Città più di scontri che di incontri

23.09.2013 13:12

Firenze è una città polemica, e se mai avrete la pazienza di leggere un pò di storia fiorentina la capirete meglio. Le sue dolcissime colline (dolcissime ma anche magre, come costole di pietra appena sotto la pelle erbosa), la chiudono quasi da ogni parte,e la costringono ad essere la città più di scontri che di incontri.

Le polemiche fiorentine, alla fine dei conti, non si rivelano mai oziose nè banali. Aprono sempre prospettive di valore, se non addirittura universale, per lo meno di carattere generale. Sono, insomma, polemica, non divertimento. Le soluzioni dei molti problemi non possono essere semplicistiche a cominciare dalle proposte urbanistiche.

Gli uomini, a Firenze, sono sempre in contrasto o per lo meno in attrito. Si limano tra di loro e si affinano. Naturalmente, in questo attrito  si consumano ed anche si disfanno. Giorgio Vasari,  che era meno "grosso" di quanto lo credano certi critici attuali, capì bene la natura polemica della città, quando scrisse: "Firenze fa degli artisti quel che il tempo fa delle sue cose: che fattele, se le disfà, e se le consuma poco a poco", diceva degli artisti, e a Firenze tutti siamo un pò artisti. Nulla è rotondo e soffice a Firenze. Lo spigolo acuto domina la sua architettura, e perfino la  Cupola del Brunelleschi , al confronto, per esempio, con la cupola di San Pietro, è puntuta, coi suoi spicchi ben disegnati da costoloni eretti e con la lanterna acuminata. Polemiche furono le torri, che si sorpassavano in altezza, finchè quella d'Arnolfo non le superò tutte, più prepotente che potente. Polemici perfino i campanili, direi quasi con un bisticcio, campanili campanilistici. Polemiche le sue chiese, la francescana da una parte, la domenicana dalla parte opposta; agostiniana da un lato e vallombrosana dal lato opposto. Polemici anche tabernacoli, eretti per far dispetto ai Patarini. Tutta puntigli amorosi e stilistici, la poesia del dolce stil nuovo, che prelude la grossa polemica della Divina Commedia. I capolavori dell'arte fiorentina, pare impossibile, sono tutti nati per dispetto, quando non sono nati per vendetta, come appunto il poema di Dante, il Decamerone del Boccaccio, la Cupola del Brunelleschi, il Giudizio di Michelangelo. Si potrebbe fare la storia dell'arte fiorentina come ripicco e ricatto. Bisognerebbe però dire come, al primo scatto polemico, quest'arte si alzasse poi e si sublimasse in una superiore visione, come cioè dall'inferno della polemica si sollevasse all'empirico della sublimazione. Tutte le vie fiorentine hanno uno sfondo mirabile, non sono mai cieche. O conducono alla visione di un monumento o si aprono alla visione della campagna, che si alza a fondale tutta intorno alla città.

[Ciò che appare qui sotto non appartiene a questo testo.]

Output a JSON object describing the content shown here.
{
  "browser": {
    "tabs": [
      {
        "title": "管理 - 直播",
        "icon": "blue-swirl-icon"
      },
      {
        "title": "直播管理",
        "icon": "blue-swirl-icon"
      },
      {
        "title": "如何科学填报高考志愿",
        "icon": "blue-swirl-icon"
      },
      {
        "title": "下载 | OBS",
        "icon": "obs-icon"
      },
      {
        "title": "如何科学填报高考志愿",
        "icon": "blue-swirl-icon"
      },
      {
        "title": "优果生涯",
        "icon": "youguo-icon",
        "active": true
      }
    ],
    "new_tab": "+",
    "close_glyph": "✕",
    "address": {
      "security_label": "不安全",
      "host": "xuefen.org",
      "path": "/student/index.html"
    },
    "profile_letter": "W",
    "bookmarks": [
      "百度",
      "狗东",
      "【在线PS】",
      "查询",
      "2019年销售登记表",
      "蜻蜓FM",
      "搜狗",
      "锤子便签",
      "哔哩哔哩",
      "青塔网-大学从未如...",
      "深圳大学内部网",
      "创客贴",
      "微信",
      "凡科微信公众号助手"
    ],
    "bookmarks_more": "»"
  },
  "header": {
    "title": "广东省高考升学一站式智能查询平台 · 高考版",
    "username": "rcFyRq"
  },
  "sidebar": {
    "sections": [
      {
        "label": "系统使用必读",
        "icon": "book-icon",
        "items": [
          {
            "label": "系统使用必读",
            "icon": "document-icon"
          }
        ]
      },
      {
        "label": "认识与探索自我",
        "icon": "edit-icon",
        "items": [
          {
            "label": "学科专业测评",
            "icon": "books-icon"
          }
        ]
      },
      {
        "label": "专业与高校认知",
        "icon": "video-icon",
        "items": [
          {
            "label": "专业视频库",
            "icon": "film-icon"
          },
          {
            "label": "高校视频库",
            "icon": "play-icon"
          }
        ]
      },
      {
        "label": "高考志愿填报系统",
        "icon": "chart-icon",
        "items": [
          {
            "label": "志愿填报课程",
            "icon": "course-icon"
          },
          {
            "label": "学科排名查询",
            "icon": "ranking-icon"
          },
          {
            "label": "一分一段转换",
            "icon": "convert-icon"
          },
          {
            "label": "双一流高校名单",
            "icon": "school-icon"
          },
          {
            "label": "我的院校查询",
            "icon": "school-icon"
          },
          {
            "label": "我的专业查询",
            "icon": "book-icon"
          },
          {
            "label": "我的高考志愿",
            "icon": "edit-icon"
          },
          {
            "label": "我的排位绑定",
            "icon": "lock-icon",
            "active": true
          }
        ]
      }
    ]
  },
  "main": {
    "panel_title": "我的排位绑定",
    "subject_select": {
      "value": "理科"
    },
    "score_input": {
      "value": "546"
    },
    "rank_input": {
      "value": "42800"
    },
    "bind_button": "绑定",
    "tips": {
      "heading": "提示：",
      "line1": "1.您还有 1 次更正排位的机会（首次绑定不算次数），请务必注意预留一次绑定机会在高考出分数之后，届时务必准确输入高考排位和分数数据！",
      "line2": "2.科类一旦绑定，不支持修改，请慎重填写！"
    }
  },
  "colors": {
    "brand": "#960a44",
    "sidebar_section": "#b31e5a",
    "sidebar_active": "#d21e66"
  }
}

Firenze, bene o male, è città monocentrica, o meglio, con un centro storico oserei dire dicotiledone: il centro religioso, costituito dal complesso architettonico del Battistero, Duomo e Campanile; il centro civile, costituito dal complesso architettonico del Bargello, Palazzo Vecchio, Loggia dei Lanzi, Uffizi. Due centri distinti, ma non opposti, comunicanti attraverso via dei Calzaioli. E a metà strada, il punto di incontro, sul quale sorge il monumento più fiorentino di Firenze, cioè Orsammichele, già Loggia del grano, silos della Repubblica, poi santuario mariano e artigiano, in virtù dei famosi tabernacoli, uno interno, dedicato alla Madonna, gli altri esterni, dedicato ai santi protettori delle Arti: il sacro che si innesta nel profano, o meglio la vita religiosa che si innesta nella vita civile. Al problema urbanistico è connesso quello del traffico, che non è soltanto dei giorni nostri. Anche la Firenze del Trecento doveva essere congestionata e rumorosa, nelle sue strette e storte viuzze. Occorre ricordare che Filippo Argenti, esempio dell'arroganza fiorentina della quale ne vado fiero, il "fiorentino spirito bizzarro", condannato e spregiato da Dante, si chiamava cosi perchè ferrava con l'argento i propri cavalli. Inoltre cavalcava con le gambe divaricate, impedendo il transito dei pedoni, cosi quando incrociava un altro cavaliere, erano zuffe furiose.

Il centro fiorentino è stato liberato dal traffico cittadino, finalmente, ma non si pensi di fare di Firenze una "città del silenzio", noi parleremo e sparleremo sempre. Firenze è una città troppo viva per accettare  una simile definizione.